Understanding of light dispersing elements in a spectrometer

Dispersion of light through prism
Dispersion of light through prism
Dispersion of light through prism

It is a well-known fact that ordinary white light comprises of a mix of different wavelengths or colours. We are all familiar with the different colours of the rainbow which are in fact different colours comprising white light. White light is seldom used as such in spectroscopic analysis though of visible light source is a common component of a UV – VIS spectrometer. Untreated white light from such a source provides little useful information on the chemical composition of materials.

The incident beam of white light needs to be resolved into its constituent wavelengths before it can provide relevant chemical information on molecular structure and composition of materials. The basic property of maximum absorbance at specific wavelengths by different chemical entities is the basis of chemical estimation in routine laboratory analysis using the rapid optical spectroscopic analysis techniques.

Prisms

A prism is a triangular block of glass or quartz with smooth polished surfaces which is used to disperse the incident light beam into its constituent wavelengths or colours.

Glass absorbs light in the UV region and is not used for absorbance studies in the wavelength range from about 200- 350 nm wavelength range. On the other hand quartz can be used over both UV and visible regions. However, though prisms offer lower-priced dispersion medium they suffer from nonlinear dispersion at longer wavelengths, i.e. the, at the upper end in the visible region, say, from 600 – 800 nm and the dispersed wavelengths appear to be clubbed close together

Gratings

Gratings are plane surfaces on which grooves are etched and the distance between the etched grooves or lines are of the order of wavelengths of the light to be dispersed. The gratings are costlier than prisms but offer advantage as the dispersed light is free from any non-linear distortions over the wavelengths dispersed.

Monochromator

A monochromator is an arrangement of optical elements used in a spectrometer to isolate the desired wavelength bands for carrying out spectroscopic analysis.
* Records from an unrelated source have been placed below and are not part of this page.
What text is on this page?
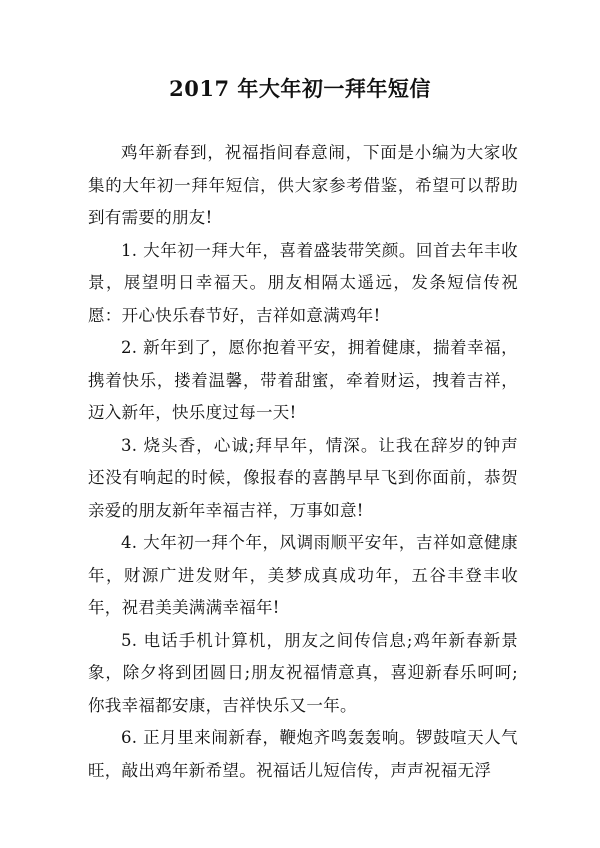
2017 年大年初一拜年短信

鸡年新春到，祝福指间春意闹，下面是小编为大家收集的大年初一拜年短信，供大家参考借鉴，希望可以帮助到有需要的朋友!

1. 大年初一拜大年，喜着盛装带笑颜。回首去年丰收景，展望明日幸福天。朋友相隔太遥远，发条短信传祝愿：开心快乐春节好，吉祥如意满鸡年!

2. 新年到了，愿你抱着平安，拥着健康，揣着幸福，携着快乐，搂着温馨，带着甜蜜，牵着财运，拽着吉祥，迈入新年，快乐度过每一天!

3. 烧头香，心诚;拜早年，情深。让我在辞岁的钟声还没有响起的时候，像报春的喜鹊早早飞到你面前，恭贺亲爱的朋友新年幸福吉祥，万事如意!

4. 大年初一拜个年，风调雨顺平安年，吉祥如意健康年，财源广进发财年，美梦成真成功年，五谷丰登丰收年，祝君美美满满幸福年!

5. 电话手机计算机，朋友之间传信息;鸡年新春新景象，除夕将到团圆日;朋友祝福情意真，喜迎新春乐呵呵;你我幸福都安康，吉祥快乐又一年。

6. 正月里来闹新春，鞭炮齐鸣轰轰响。锣鼓喧天人气旺，敲出鸡年新希望。祝福话儿短信传，声声祝福无浮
The commonly used monochromatic configuration also known as Czerny- Turner grating monochromator is described briefly. The main components comprise of:

Entrance Slit – the broadband light from the light source is collimated to a narrow beam depending on the width of the entrance slit which is then led to a concave mirror that reflects and spread the beam over the surface of the grating.

Grating – The grating disperses the incident beam into its constituent wavelengths. A fixed grating disperses the incident beam in a definite pattern. On the other hand the grating can be rotated on its central axis to spread the diffraction pattern to cover broad wavelength bands. The reflected dispersed beam is led to the second concave mirror

Exit Slit – the reflected dispersed light reaches the exit slit which is located at the focal plane of the second concave mirror. The exit slit width can be fixed or can be varied to get the increased intensity of light for sensitive determinations. However, the exit slit width needs to be optimized to get the best of higher beam intensity and at same time to avoid the spread over the band of wavelengths of the isolated beam.

In order to isolate the wavelength band of interest and to select the optimum width of exit slit it is always helpful to carry out trial absorbance measurements before taking the final observations under optimum conditions.